Bennett’s allegation of sexual harassment by Cuomo comes on the heels of that of another former staffer, Lindsey Boylan, who published an essay last Wednesday detailing her experiences of inappropriate sexual overtures by the governor, some of them assisted by his staff. Over her several years working as a special assistant to Cuomo, Boylan says she frequently received sexual comments and invitations from the governor.

He would go out of his way to touch her on her lower back and legs. He would comment on female staffers’ weight in front of Boylan and ridicule them about their sexual relationships – a pattern consistent with the comments described by Bennett. He once asked her to play strip poker on a government plane. He had his aides email her boss to ask if she was going to be present at certain events; once, a Cuomo staffer emailed her to tell her, at Cuomo’s request, that the governor thought she looked like a woman rumored to be Cuomo’s ex-girlfriend. “He said: look up Lisa Shields,” the Cuomo aide, Stephanie Benton, wrote to Boylan. “You could be sisters. Except you’re the better looking sister.” Here, too, the governor’s suggestion was not subtle.

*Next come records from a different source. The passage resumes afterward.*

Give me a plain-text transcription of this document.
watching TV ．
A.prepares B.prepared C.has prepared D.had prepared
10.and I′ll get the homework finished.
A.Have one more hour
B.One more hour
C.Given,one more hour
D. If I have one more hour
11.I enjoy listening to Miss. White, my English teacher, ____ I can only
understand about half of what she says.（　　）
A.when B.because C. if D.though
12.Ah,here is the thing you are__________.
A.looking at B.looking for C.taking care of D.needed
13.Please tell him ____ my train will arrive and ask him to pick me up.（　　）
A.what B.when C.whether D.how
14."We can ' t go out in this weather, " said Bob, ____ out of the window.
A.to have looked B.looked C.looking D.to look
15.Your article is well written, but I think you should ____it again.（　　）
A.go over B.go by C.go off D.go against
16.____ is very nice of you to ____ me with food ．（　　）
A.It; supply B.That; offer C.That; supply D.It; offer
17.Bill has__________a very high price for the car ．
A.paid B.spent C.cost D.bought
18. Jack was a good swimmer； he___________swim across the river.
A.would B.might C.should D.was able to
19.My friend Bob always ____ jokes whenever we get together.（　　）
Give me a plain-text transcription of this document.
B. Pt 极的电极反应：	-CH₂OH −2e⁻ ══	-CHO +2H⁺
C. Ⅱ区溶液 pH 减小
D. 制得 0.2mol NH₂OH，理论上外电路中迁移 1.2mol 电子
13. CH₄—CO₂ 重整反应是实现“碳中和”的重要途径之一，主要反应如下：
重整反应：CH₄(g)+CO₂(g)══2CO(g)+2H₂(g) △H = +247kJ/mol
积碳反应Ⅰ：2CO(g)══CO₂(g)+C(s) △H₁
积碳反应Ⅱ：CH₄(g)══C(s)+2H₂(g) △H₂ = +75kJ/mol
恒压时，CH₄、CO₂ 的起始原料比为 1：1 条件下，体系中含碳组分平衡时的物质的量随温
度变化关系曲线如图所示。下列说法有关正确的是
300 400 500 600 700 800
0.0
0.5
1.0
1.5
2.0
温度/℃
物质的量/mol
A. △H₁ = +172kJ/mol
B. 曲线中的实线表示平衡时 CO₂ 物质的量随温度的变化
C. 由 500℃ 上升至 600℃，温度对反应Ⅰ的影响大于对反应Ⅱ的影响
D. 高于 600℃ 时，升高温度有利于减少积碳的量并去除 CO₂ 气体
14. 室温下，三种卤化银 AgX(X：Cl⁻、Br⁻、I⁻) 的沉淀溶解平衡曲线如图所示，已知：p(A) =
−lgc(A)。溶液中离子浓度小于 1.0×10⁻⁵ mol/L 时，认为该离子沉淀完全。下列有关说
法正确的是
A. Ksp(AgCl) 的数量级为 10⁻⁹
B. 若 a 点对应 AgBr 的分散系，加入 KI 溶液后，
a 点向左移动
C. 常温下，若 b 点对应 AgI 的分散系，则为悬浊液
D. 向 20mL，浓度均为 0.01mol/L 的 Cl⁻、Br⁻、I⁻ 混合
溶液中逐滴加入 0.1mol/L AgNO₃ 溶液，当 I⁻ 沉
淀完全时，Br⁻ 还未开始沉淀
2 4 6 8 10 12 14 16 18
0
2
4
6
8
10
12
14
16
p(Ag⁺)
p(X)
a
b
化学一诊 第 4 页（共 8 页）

This, on the other hand, is what you do get in The New York Times: Examining Tara Reade’s Sexual Assault Allegation Against Joe Biden. The opening para:

Ms. Reade, a former Senate aide, has accused Mr. Biden of assaulting her in 1993 and says she told others about it. A Biden spokeswoman said the allegation is false, and former Senate office staff members do not recall such an incident.

Whether I believe Ms Reade or not is hardly the issue here. The issue is that only those who are inclined to vote for conservative candidates actually care about such matters in deciding for whom to vote. Supporters of the left use such issues only as a means to alienate voters on the right from the people who will actually support a conservative agenda. Nothing Bill Clinton ever did in relation to “that woman” lost the Democrats a single vote among his constituency.